The subtle risk, codenamed GlassWorm by Koi Safety, is the second such provide chain assault to hit the DevOps area inside a span of a month after the Shai-Hulud worm that focused the npm ecosystem in mid-September 2025.
What makes the assault stand out is using the Solana blockchain for command-and-control (C2), making the infrastructure resilient to takedown efforts. It additionally makes use of Google Calendar as a C2 fallback mechanism.
One other novel side is that the GlassWorm marketing campaign depends on “invisible Unicode characters that make malicious code actually disappear from code editors,” Idan Dardikman said in a technical report. “The attacker used Unicode variation selectors – particular characters which are a part of the Unicode specification however do not produce any visible output.”
The top aim of the assault is to reap npm, Open VSX, GitHub, and Git credentials, drain funds from 49 completely different cryptocurrency pockets extensions, deploy SOCKS proxy servers to show developer machines into conduits for legal actions, set up hidden VNC (HVNC) servers for distant entry, and weaponize the stolen credentials to compromise further packages and extensions for additional propagation.
The names of the contaminated extensions, 13 of them on Open VSX and one on the Microsoft Extension Market, are listed beneath. These extensions have been downloaded about 35,800 occasions. The primary wave of infections befell on October 17, 2025. It is at present not identified how these extensions have been hijacked.
- codejoy.codejoy-vscode-extension 1.8.3 and 1.8.4
- l-igh-t.vscode-theme-seti-folder 1.2.3
- kleinesfilmroellchen.serenity-dsl-syntaxhighlight 0.3.2
- JScearcy.rust-doc-viewer 4.2.1
- SIRILMP.dark-theme-sm 3.11.4
- CodeInKlingon.git-worktree-menu 1.0.9 and 1.0.91
- ginfuru.better-nunjucks 0.3.2
- ellacrity.recoil 0.7.4
- grrrck.positron-plus-1-e 0.0.71
- jeronimoekerdt.color-picker-universal 2.8.91
- srcery-colors.srcery-colors 0.3.9
- sissel.shopify-liquid 4.0.1
- TretinV3.forts-api-extention 0.3.1
- cline-ai-main.cline-ai-agent 3.1.3 (Microsoft Extension Market)
The malicious code hid inside the extensions is designed to seek for transactions related to an attacker-controlled wallet on the Solana blockchain, and if discovered, it proceeds to extract a Base64-encoded string from the memo field that decodes to the C2 server (“217.69.3[.]218” or “199.247.10[.]166”) used for retrieving the next-stage payload.

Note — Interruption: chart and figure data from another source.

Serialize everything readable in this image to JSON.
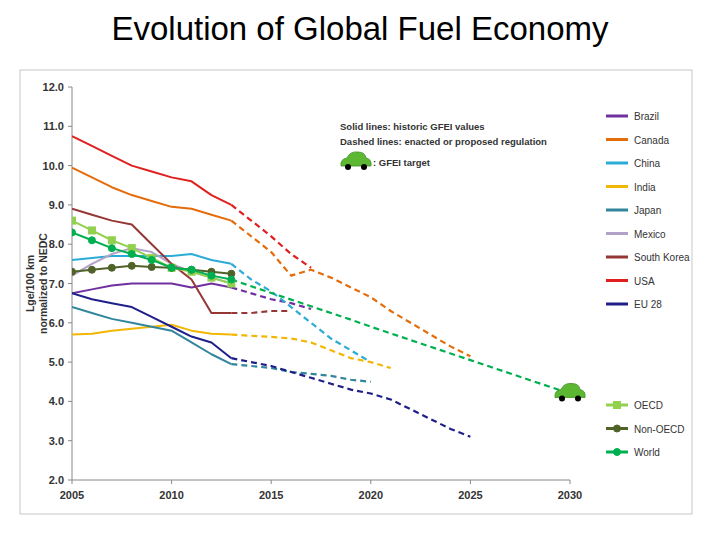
{
  "chart_data": {
    "type": "line",
    "title": "Evolution of Global Fuel Economy",
    "ylabel": [
      "Lge/100 km",
      "normalized to NEDC"
    ],
    "annotations": [
      "Solid lines: historic GFEI values",
      "Dashed lines: enacted or proposed regulation"
    ],
    "target": {
      "x": 2030,
      "value": 4.2,
      "label": ": GFEI target"
    },
    "x": [
      2005,
      2006,
      2007,
      2008,
      2009,
      2010,
      2011,
      2012,
      2013,
      2014,
      2015,
      2016,
      2017,
      2018,
      2019,
      2020,
      2021,
      2022,
      2023,
      2024,
      2025,
      2026,
      2027,
      2028,
      2029,
      2030
    ],
    "xlim": [
      2005,
      2030
    ],
    "xticks": [
      2005,
      2010,
      2015,
      2020,
      2025,
      2030
    ],
    "ylim": [
      2,
      12
    ],
    "yticks": [
      {
        "value": 2,
        "label": "2.0"
      },
      {
        "value": 3,
        "label": "3.0"
      },
      {
        "value": 4,
        "label": "4.0"
      },
      {
        "value": 5,
        "label": "5.0"
      },
      {
        "value": 6,
        "label": "6.0"
      },
      {
        "value": 7,
        "label": "7.0"
      },
      {
        "value": 8,
        "label": "8.0"
      },
      {
        "value": 9,
        "label": "9.0"
      },
      {
        "value": 10,
        "label": "10.0"
      },
      {
        "value": 11,
        "label": "11.0"
      },
      {
        "value": 12,
        "label": "12.0"
      }
    ],
    "grid": false,
    "legend": "right",
    "series": [
      {
        "name": "Brazil",
        "color": "#7030a0",
        "line_style": "solid",
        "values": [
          6.75,
          6.85,
          6.95,
          7.0,
          7.0,
          7.0,
          6.9,
          7.0,
          6.9,
          null,
          null,
          null,
          null,
          null,
          null,
          null,
          null,
          null,
          null,
          null,
          null,
          null,
          null,
          null,
          null,
          null
        ]
      },
      {
        "name": "Canada",
        "color": "#e46c0a",
        "line_style": "solid",
        "values": [
          9.95,
          9.7,
          9.45,
          9.25,
          9.1,
          8.95,
          8.9,
          8.75,
          8.6,
          null,
          null,
          null,
          null,
          null,
          null,
          null,
          null,
          null,
          null,
          null,
          null,
          null,
          null,
          null,
          null,
          null
        ]
      },
      {
        "name": "China",
        "color": "#2aacd6",
        "line_style": "solid",
        "values": [
          7.6,
          7.65,
          7.7,
          7.7,
          7.7,
          7.7,
          7.75,
          7.6,
          7.5,
          null,
          null,
          null,
          null,
          null,
          null,
          null,
          null,
          null,
          null,
          null,
          null,
          null,
          null,
          null,
          null,
          null
        ]
      },
      {
        "name": "India",
        "color": "#f2b705",
        "line_style": "solid",
        "values": [
          5.7,
          5.72,
          5.8,
          5.85,
          5.9,
          5.95,
          5.8,
          5.72,
          5.7,
          null,
          null,
          null,
          null,
          null,
          null,
          null,
          null,
          null,
          null,
          null,
          null,
          null,
          null,
          null,
          null,
          null
        ]
      },
      {
        "name": "Japan",
        "color": "#31859c",
        "line_style": "solid",
        "values": [
          6.4,
          6.25,
          6.1,
          6.0,
          5.9,
          5.8,
          5.5,
          5.2,
          4.95,
          null,
          null,
          null,
          null,
          null,
          null,
          null,
          null,
          null,
          null,
          null,
          null,
          null,
          null,
          null,
          null,
          null
        ]
      },
      {
        "name": "Mexico",
        "color": "#b3a2c7",
        "line_style": "solid",
        "values": [
          7.2,
          7.5,
          7.75,
          7.9,
          7.8,
          7.5,
          7.3,
          7.15,
          7.0,
          null,
          null,
          null,
          null,
          null,
          null,
          null,
          null,
          null,
          null,
          null,
          null,
          null,
          null,
          null,
          null,
          null
        ]
      },
      {
        "name": "South Korea",
        "color": "#953735",
        "line_style": "solid",
        "values": [
          8.9,
          8.75,
          8.6,
          8.5,
          8.0,
          7.5,
          7.1,
          6.25,
          6.25,
          null,
          null,
          null,
          null,
          null,
          null,
          null,
          null,
          null,
          null,
          null,
          null,
          null,
          null,
          null,
          null,
          null
        ]
      },
      {
        "name": "USA",
        "color": "#e0201e",
        "line_style": "solid",
        "values": [
          10.75,
          10.5,
          10.25,
          10.0,
          9.85,
          9.7,
          9.6,
          9.25,
          9.0,
          null,
          null,
          null,
          null,
          null,
          null,
          null,
          null,
          null,
          null,
          null,
          null,
          null,
          null,
          null,
          null,
          null
        ]
      },
      {
        "name": "EU 28",
        "color": "#1f1f8a",
        "line_style": "solid",
        "values": [
          6.75,
          6.6,
          6.5,
          6.4,
          6.15,
          5.9,
          5.65,
          5.5,
          5.1,
          null,
          null,
          null,
          null,
          null,
          null,
          null,
          null,
          null,
          null,
          null,
          null,
          null,
          null,
          null,
          null,
          null
        ]
      },
      {
        "name": "OECD",
        "color": "#92d050",
        "line_style": "solid",
        "marker": "square",
        "values": [
          8.6,
          8.35,
          8.1,
          7.9,
          7.65,
          7.4,
          7.3,
          7.15,
          7.0,
          null,
          null,
          null,
          null,
          null,
          null,
          null,
          null,
          null,
          null,
          null,
          null,
          null,
          null,
          null,
          null,
          null
        ]
      },
      {
        "name": "Non-OECD",
        "color": "#4f6228",
        "line_style": "solid",
        "marker": "circle",
        "values": [
          7.3,
          7.35,
          7.4,
          7.45,
          7.42,
          7.4,
          7.35,
          7.3,
          7.25,
          null,
          null,
          null,
          null,
          null,
          null,
          null,
          null,
          null,
          null,
          null,
          null,
          null,
          null,
          null,
          null,
          null
        ]
      },
      {
        "name": "World",
        "color": "#00b050",
        "line_style": "solid",
        "marker": "circle",
        "values": [
          8.3,
          8.1,
          7.9,
          7.75,
          7.6,
          7.4,
          7.35,
          7.2,
          7.1,
          null,
          null,
          null,
          null,
          null,
          null,
          null,
          null,
          null,
          null,
          null,
          null,
          null,
          null,
          null,
          null,
          null
        ]
      },
      {
        "color": "#7030a0",
        "line_style": "dashed",
        "values": [
          null,
          null,
          null,
          null,
          null,
          null,
          null,
          null,
          6.9,
          6.75,
          6.6,
          6.5,
          6.35,
          null,
          null,
          null,
          null,
          null,
          null,
          null,
          null,
          null,
          null,
          null,
          null,
          null
        ]
      },
      {
        "color": "#e46c0a",
        "line_style": "dashed",
        "values": [
          null,
          null,
          null,
          null,
          null,
          null,
          null,
          null,
          8.6,
          8.2,
          7.8,
          7.2,
          7.35,
          7.15,
          6.9,
          6.65,
          6.3,
          6.0,
          5.7,
          5.4,
          5.15,
          null,
          null,
          null,
          null,
          null
        ]
      },
      {
        "color": "#2aacd6",
        "line_style": "dashed",
        "values": [
          null,
          null,
          null,
          null,
          null,
          null,
          null,
          null,
          7.5,
          7.1,
          6.8,
          6.4,
          6.0,
          5.6,
          5.3,
          5.0,
          null,
          null,
          null,
          null,
          null,
          null,
          null,
          null,
          null,
          null
        ]
      },
      {
        "color": "#f2b705",
        "line_style": "dashed",
        "values": [
          null,
          null,
          null,
          null,
          null,
          null,
          null,
          null,
          5.7,
          5.67,
          5.64,
          5.6,
          5.5,
          5.3,
          5.1,
          5.0,
          4.85,
          null,
          null,
          null,
          null,
          null,
          null,
          null,
          null,
          null
        ]
      },
      {
        "color": "#31859c",
        "line_style": "dashed",
        "values": [
          null,
          null,
          null,
          null,
          null,
          null,
          null,
          null,
          4.95,
          4.9,
          4.85,
          4.75,
          4.7,
          4.65,
          4.55,
          4.5,
          null,
          null,
          null,
          null,
          null,
          null,
          null,
          null,
          null,
          null
        ]
      },
      {
        "color": "#953735",
        "line_style": "dashed",
        "values": [
          null,
          null,
          null,
          null,
          null,
          null,
          null,
          null,
          6.25,
          6.25,
          6.3,
          6.3,
          null,
          null,
          null,
          null,
          null,
          null,
          null,
          null,
          null,
          null,
          null,
          null,
          null,
          null
        ]
      },
      {
        "color": "#e0201e",
        "line_style": "dashed",
        "values": [
          null,
          null,
          null,
          null,
          null,
          null,
          null,
          null,
          9.0,
          8.6,
          8.2,
          7.75,
          7.4,
          null,
          null,
          null,
          null,
          null,
          null,
          null,
          null,
          null,
          null,
          null,
          null,
          null
        ]
      },
      {
        "color": "#1f1f8a",
        "line_style": "dashed",
        "values": [
          null,
          null,
          null,
          null,
          null,
          null,
          null,
          null,
          5.1,
          5.0,
          4.9,
          4.75,
          4.6,
          4.45,
          4.3,
          4.2,
          4.05,
          3.8,
          3.55,
          3.3,
          3.1,
          null,
          null,
          null,
          null,
          null
        ]
      },
      {
        "color": "#00b050",
        "line_style": "dashed",
        "values": [
          null,
          null,
          null,
          null,
          null,
          null,
          null,
          null,
          7.1,
          6.93,
          6.76,
          6.59,
          6.42,
          6.25,
          6.08,
          5.9,
          5.73,
          5.56,
          5.39,
          5.22,
          5.05,
          4.88,
          4.71,
          4.54,
          4.37,
          4.2
        ]
      }
    ]
  }
}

The payload is an data stealer that captures credentials, authentication tokens, and cryptocurrency pockets knowledge, and reaches out to a Google Calendar occasion to parse one other Base64-encoded string and make contact with the identical server to acquire a payload codenamed Zombi. The info is exfiltrated to a distant endpoint (“140.82.52[.]31:80”) managed by the risk actor.

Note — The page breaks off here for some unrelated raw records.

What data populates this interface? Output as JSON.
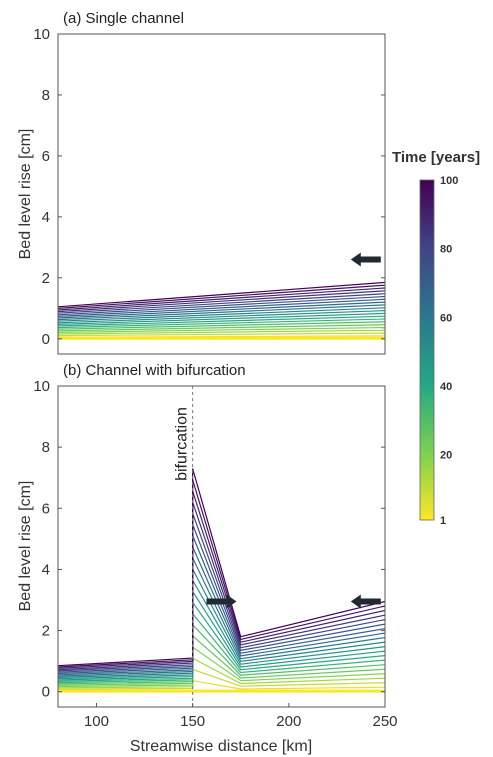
{
  "chart_data": [
    {
      "type": "line",
      "title": "(a) Single channel",
      "xlabel": "",
      "ylabel": "Bed level rise [cm]",
      "xlim": [
        80,
        250
      ],
      "ylim": [
        -0.5,
        10
      ],
      "xticks": [],
      "yticks": [
        0,
        2,
        4,
        6,
        8,
        10
      ],
      "curves": {
        "count": 20,
        "time_years": [
          5,
          10,
          15,
          20,
          25,
          30,
          35,
          40,
          45,
          50,
          55,
          60,
          65,
          70,
          75,
          80,
          85,
          90,
          95,
          100
        ],
        "x": [
          80,
          250
        ],
        "y_at_t100": [
          1.05,
          1.85
        ]
      },
      "arrows": [
        {
          "x": 240,
          "y": 2.6,
          "direction": "left"
        }
      ]
    },
    {
      "type": "line",
      "title": "(b) Channel with bifurcation",
      "xlabel": "Streamwise distance [km]",
      "ylabel": "Bed level rise [cm]",
      "xlim": [
        80,
        250
      ],
      "ylim": [
        -0.5,
        10
      ],
      "xticks": [
        100,
        150,
        200,
        250
      ],
      "yticks": [
        0,
        2,
        4,
        6,
        8,
        10
      ],
      "bifurcation_x": 150,
      "annotation": "bifurcation",
      "curves": {
        "count": 20,
        "time_years": [
          5,
          10,
          15,
          20,
          25,
          30,
          35,
          40,
          45,
          50,
          55,
          60,
          65,
          70,
          75,
          80,
          85,
          90,
          95,
          100
        ],
        "x": [
          80,
          150,
          150,
          175,
          250
        ],
        "y_at_t100": [
          0.85,
          1.1,
          7.3,
          1.8,
          2.95
        ]
      },
      "arrows": [
        {
          "x": 165,
          "y": 2.95,
          "direction": "right"
        },
        {
          "x": 240,
          "y": 2.95,
          "direction": "left"
        }
      ]
    }
  ],
  "colorbar": {
    "title": "Time [years]",
    "min": 1,
    "max": 100,
    "ticks": [
      1,
      20,
      40,
      60,
      80,
      100
    ],
    "colormap": "viridis",
    "colors": [
      "#440154",
      "#414487",
      "#2a788e",
      "#22a884",
      "#7ad151",
      "#fde725"
    ]
  }
}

Written in JavaScript, the Zombi module primarily turns a GlassWorm an infection right into a full-fledged compromise by dropping a SOCKS proxy, WebRTC modules for peer-to-peer communication, BitTorrent’s Distributed Hash Desk (DHT) for decentralized command distribution, and HVNC for distant management.

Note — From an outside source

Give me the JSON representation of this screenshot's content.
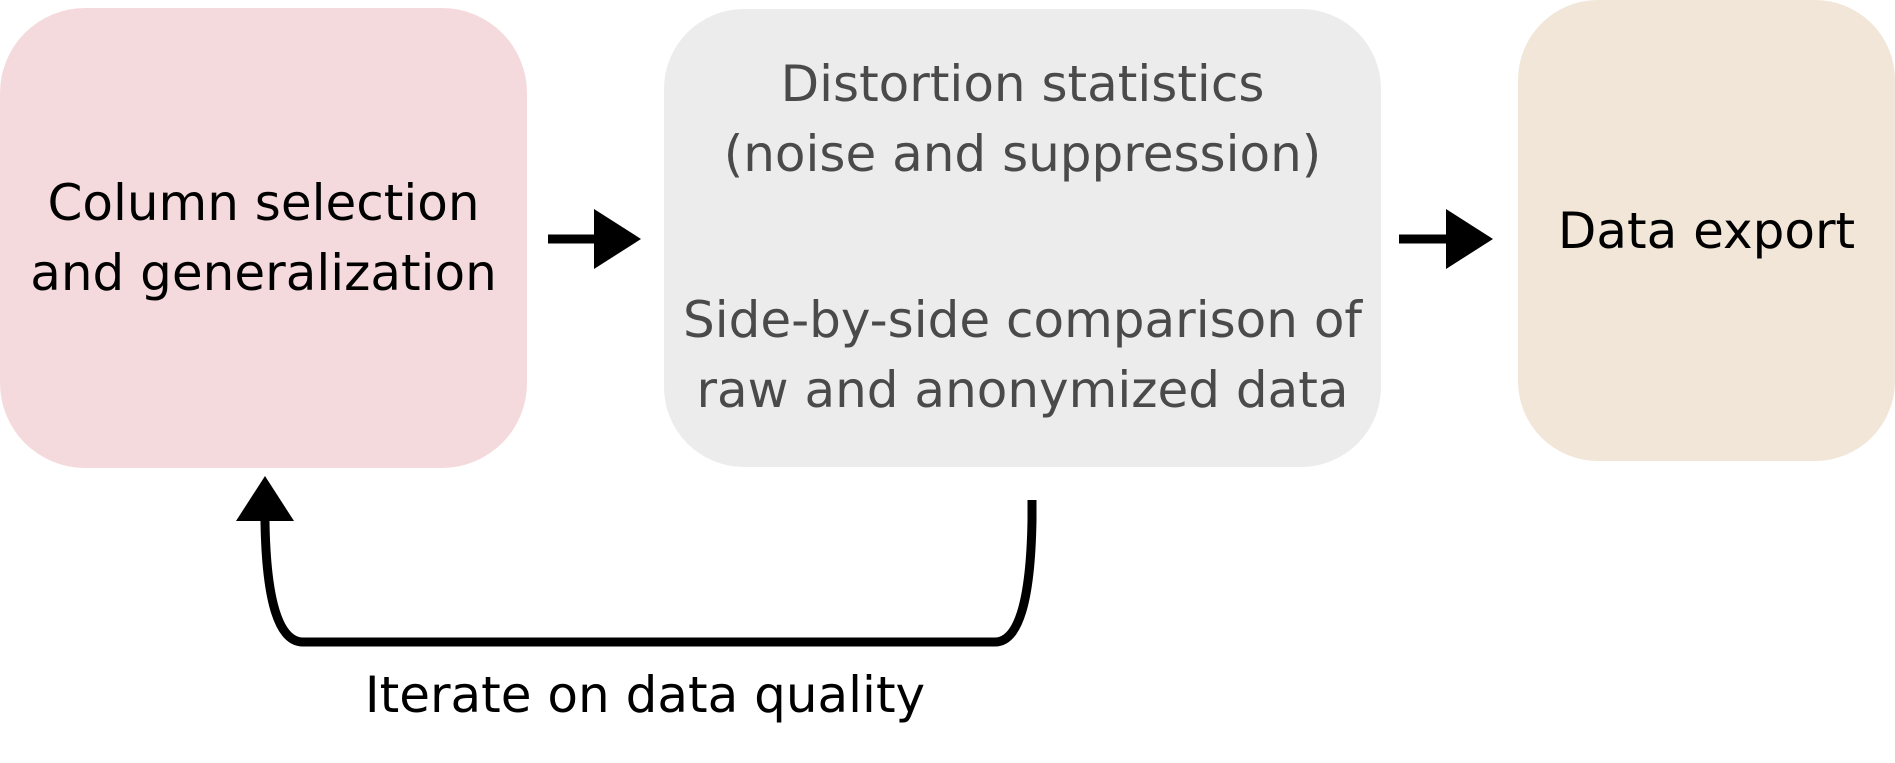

The issue is compounded by the truth that VS Code extensions are configured to auto-update, permitting the risk actors to push the malicious code routinely with out requiring any person interplay.
“This is not a one-off provide chain assault,” Dardikman mentioned. “It is a worm designed to unfold by way of the developer ecosystem like wildfire.”
“Attackers have discovered the right way to make provide chain malware self-sustaining. They are not simply compromising particular person packages anymore – they’re constructing worms that may unfold autonomously by way of your entire software program growth ecosystem.”
The event comes as using blockchain for staging malicious payloads has witnessed a surge as a result of its pseudonymity and suppleness, with even risk actors from North Korea leveraging the method to orchestrate their espionage and financially motivated campaigns.